REPUBLIC OF SOUTH AFRICA

Case Number: 48047/2021


 

DELETE WHICHEVER IS NOT APPLICABLE

(1) REPORTABLE: NO

(2) OF INTEREST TO OTHER JUDGES: NO

(3) REVISED: YES

DATE: 26 September 2023

SIGNATURE: JANSE VAN NIEUWENHUIZEN J


 

In the matter between:

IX ENGINEERS (PTY) LTD Applicant

and

ASHLEY MARCO SEPTEMBER First Respondent

 

KRESTON PRETORIA Second Respondent

 

 

 

 

 


 

JUDGMENT

JANSE VAN NIEUWENHUIZEN J:


 

[1] The applicant (plaintiff) applies for leave to amend its particulars of claim in accordance with a notice of intention to amend delivered on 6 October 2022. The first respondent (first defendant) not only opposes the application, but also instituted a counter application in terms of which he inter alia claims for the dismissal of the applicant’s claim.

[2] The second applicant, Kreston Pretoria, is a firm of auditors and will hereinafter be referred to as “Kreston”.

[3] For ease of the reference the applicant and first respondent will be referred to as such or as “the parties”.

INTRODUCTION

[4] The dispute between the parties centres around the value of the first respondent’s shares in the applicant. The first respondent, a shareholder in the applicant, wishes to dispose of his shareholding. In terms of the shareholders’ agreement, the applicant is obliged to purchase the shares at a fair market value.

[5] The fair market value of the first respondent’s shares proved to be somewhat of a contentious issue. The parties could not agree on the value of the shares, which prompted the first respondent to apply for the appointment of an independent expert to determine the value of the shares.

[6] The application culminated in a settlement agreement in terms of which the parties agreed that an independent auditor would be appointed by the applicant to determine the fair market value of the shares in accordance with clause 15.2 of the shareholders’ agreement. The parties, furthermore, agreed that the applicant will purchase the shares for such value.

[7] The applicant duly appointed Kreston to perform the valuation of the shares. In terms of a valuation report dated 6 September 2021, the fair market value of the first respondent’s shares was determined at R 4 120 000, 00.

[8] The applicant did not accept the valuation and instituted the present action on 22 September 2021, claiming a declarator that it is not bound by the valuation and that the valuation is set aside.

[9] On or about 8 November 2021, the first respondent filed an exception to the applicant’s particulars of claim alternatively, that the valuation be set aside.

[10] The exception was upheld by Van der Westhuizen J on 15 September 2022 and the applicant was granted leave to amend its particulars of claim within 15 days from date of the order.

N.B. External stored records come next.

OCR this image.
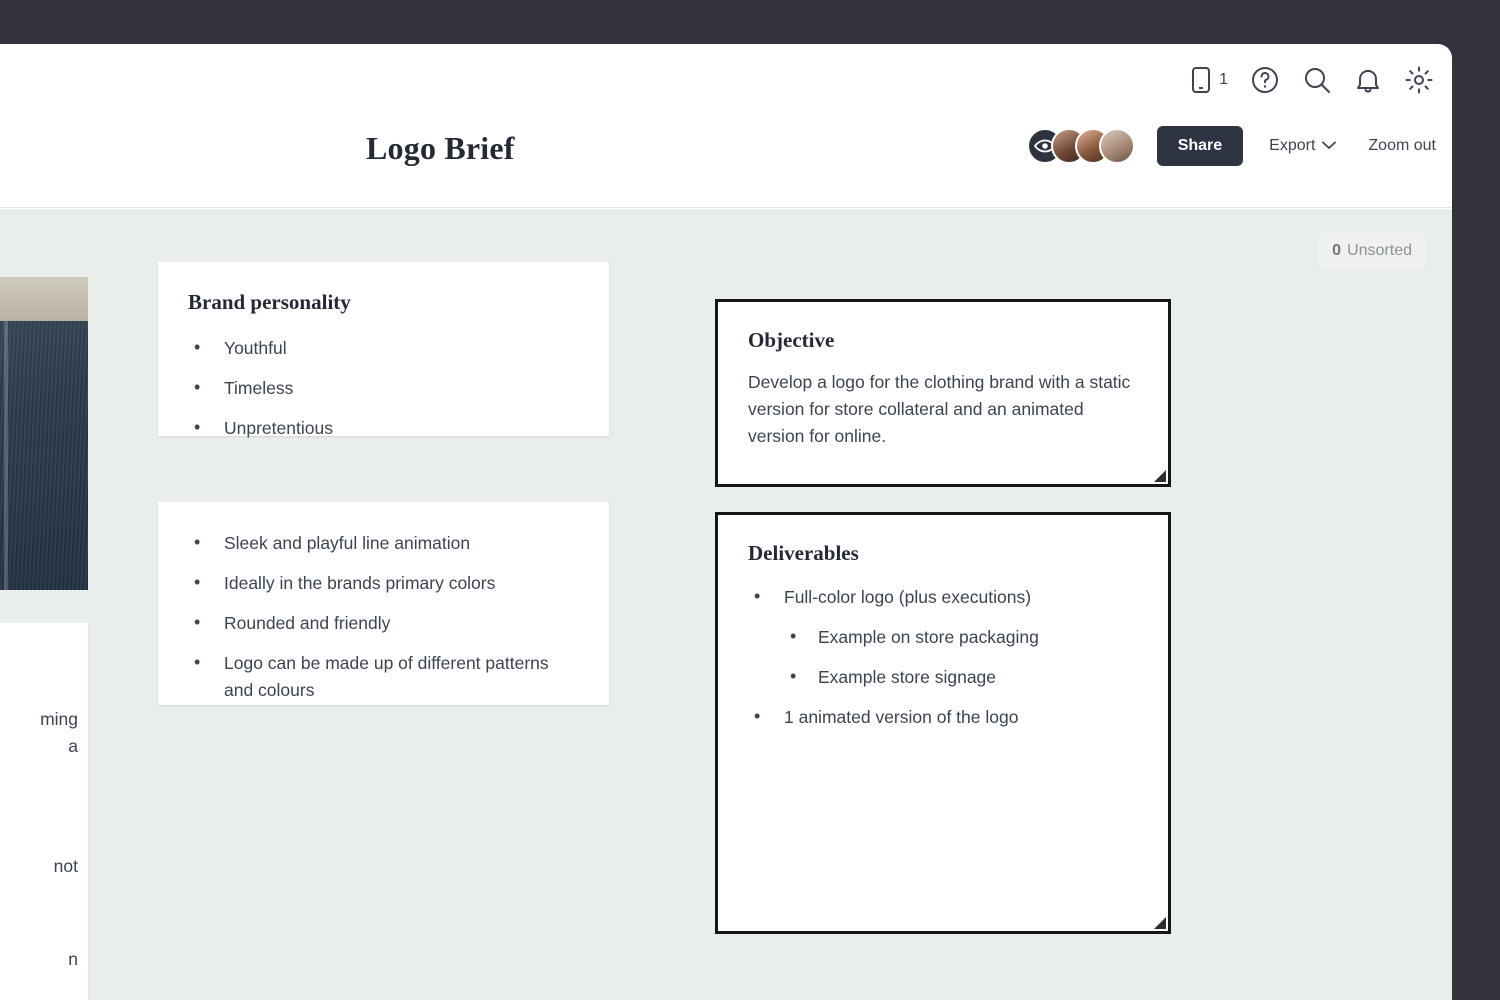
1
Logo Brief	Share	Export	Zoom out
0 Unsorted
ming
a
not
n
Brand personality
• Youthful
• Timeless
• Unpretentious
• Sleek and playful line animation
• Ideally in the brands primary colors
• Rounded and friendly
• Logo can be made up of different patterns and colours
Objective
Develop a logo for the clothing brand with a static version for store collateral and an animated version for online.
Deliverables
• Full-color logo (plus executions)
• Example on store packaging
• Example store signage
• 1 animated version of the logo
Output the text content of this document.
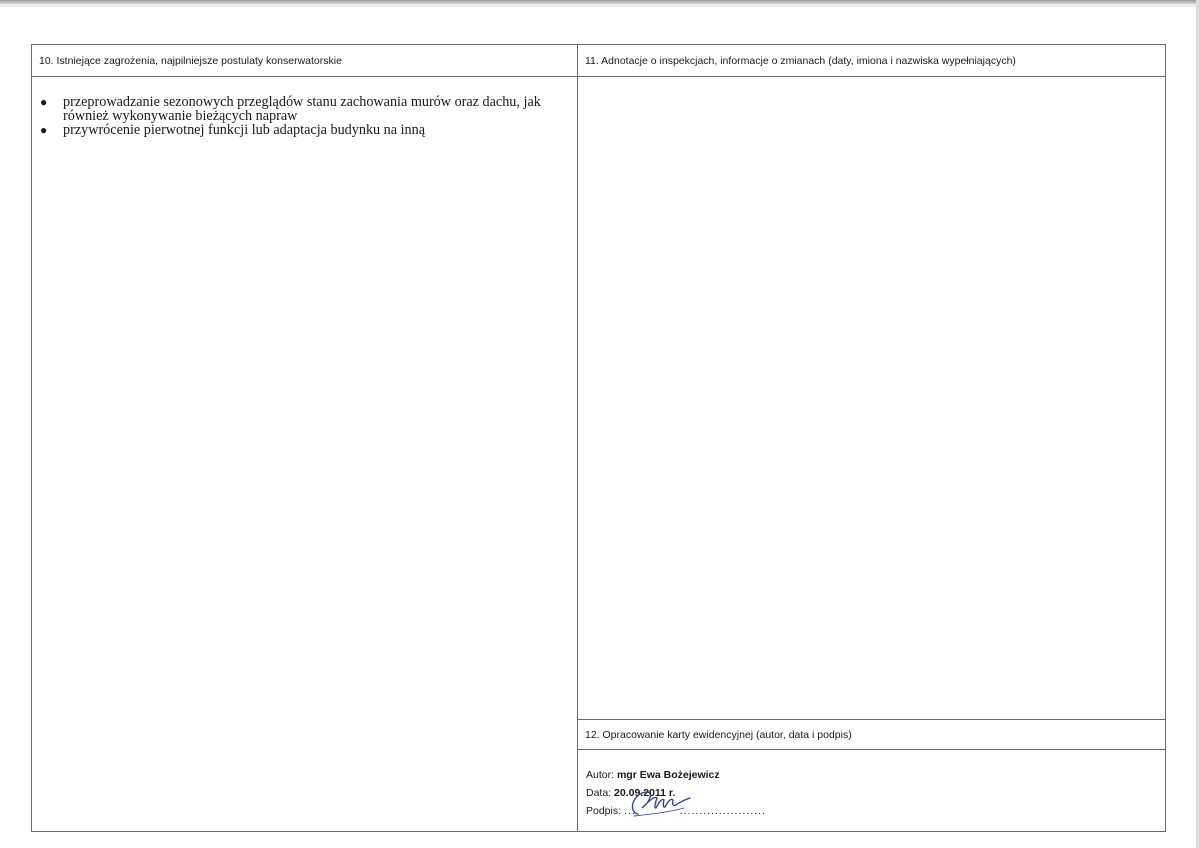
10. Istniejące zagrożenia, najpilniejsze postulaty konserwatorskie
● przeprowadzanie sezonowych przeglądów stanu zachowania murów oraz dachu, jak również wykonywanie bieżących napraw
● przywrócenie pierwotnej funkcji lub adaptacja budynku na inną
11. Adnotacje o inspekcjach, informacje o zmianach (daty, imiona i nazwiska wypełniających)
12. Opracowanie karty ewidencyjnej (autor, data i podpis)
Autor: mgr Ewa Bożejewicz
Data: 20.09.2011 r.
Podpis: ...	......................
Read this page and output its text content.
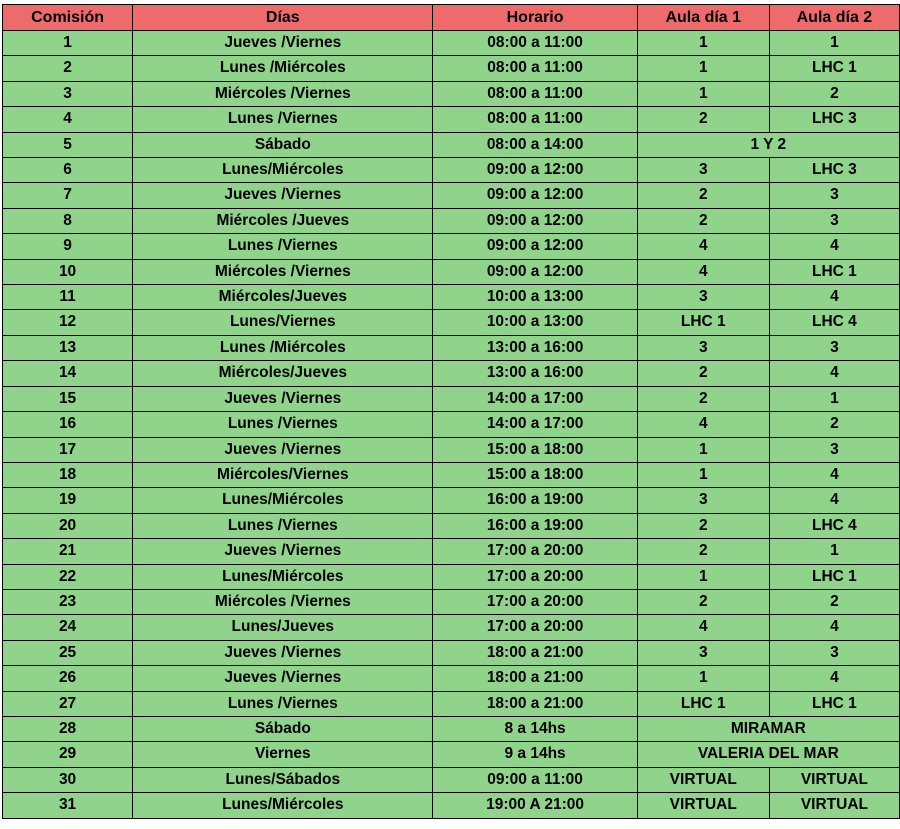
Comisión	Días	Horario	Aula día 1	Aula día 2
1	Jueves /Viernes	08:00 a 11:00	1	1
2	Lunes /Miércoles	08:00 a 11:00	1	LHC 1
3	Miércoles /Viernes	08:00 a 11:00	1	2
4	Lunes /Viernes	08:00 a 11:00	2	LHC 3
5	Sábado	08:00 a 14:00	1 Y 2	
6	Lunes/Miércoles	09:00 a 12:00	3	LHC 3
7	Jueves /Viernes	09:00 a 12:00	2	3
8	Miércoles /Jueves	09:00 a 12:00	2	3
9	Lunes /Viernes	09:00 a 12:00	4	4
10	Miércoles /Viernes	09:00 a 12:00	4	LHC 1
11	Miércoles/Jueves	10:00 a 13:00	3	4
12	Lunes/Viernes	10:00 a 13:00	LHC 1	LHC 4
13	Lunes /Miércoles	13:00 a 16:00	3	3
14	Miércoles/Jueves	13:00 a 16:00	2	4
15	Jueves /Viernes	14:00 a 17:00	2	1
16	Lunes /Viernes	14:00 a 17:00	4	2
17	Jueves /Viernes	15:00 a 18:00	1	3
18	Miércoles/Viernes	15:00 a 18:00	1	4
19	Lunes/Miércoles	16:00 a 19:00	3	4
20	Lunes /Viernes	16:00 a 19:00	2	LHC 4
21	Jueves /Viernes	17:00 a 20:00	2	1
22	Lunes/Miércoles	17:00 a 20:00	1	LHC 1
23	Miércoles /Viernes	17:00 a 20:00	2	2
24	Lunes/Jueves	17:00 a 20:00	4	4
25	Jueves /Viernes	18:00 a 21:00	3	3
26	Jueves /Viernes	18:00 a 21:00	1	4
27	Lunes /Viernes	18:00 a 21:00	LHC 1	LHC 1
28	Sábado	8 a 14hs	MIRAMAR	
29	Viernes	9 a 14hs	VALERIA DEL MAR	
30	Lunes/Sábados	09:00 a 11:00	VIRTUAL	VIRTUAL
31	Lunes/Miércoles	19:00 A 21:00	VIRTUAL	VIRTUAL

[11] On 6 October 2022, the applicant served a notice of intention to amend its particulars of claim by substituting the particulars of claim dated 21 September 2021 with a new set of particulars.

[12] The first defendant objected to the proposed amendment on the grounds that the proposed amendment contains the same factual allegations against which the exception was upheld by Van der Westhuizen J and that it does not disclose a cause of action.

[13] In the result, the application brought the present application to amend its particulars of claim.

 

 

APPLICATION FOR LEAVE TO AMEND

Cause of action

[14] The applicant’s cause of action is firstly, based on a breach of mandate by Kreston, alternatively on the basis that Kreston did not perform its duties in compliance with the provisions of its mandate or its terms of reference.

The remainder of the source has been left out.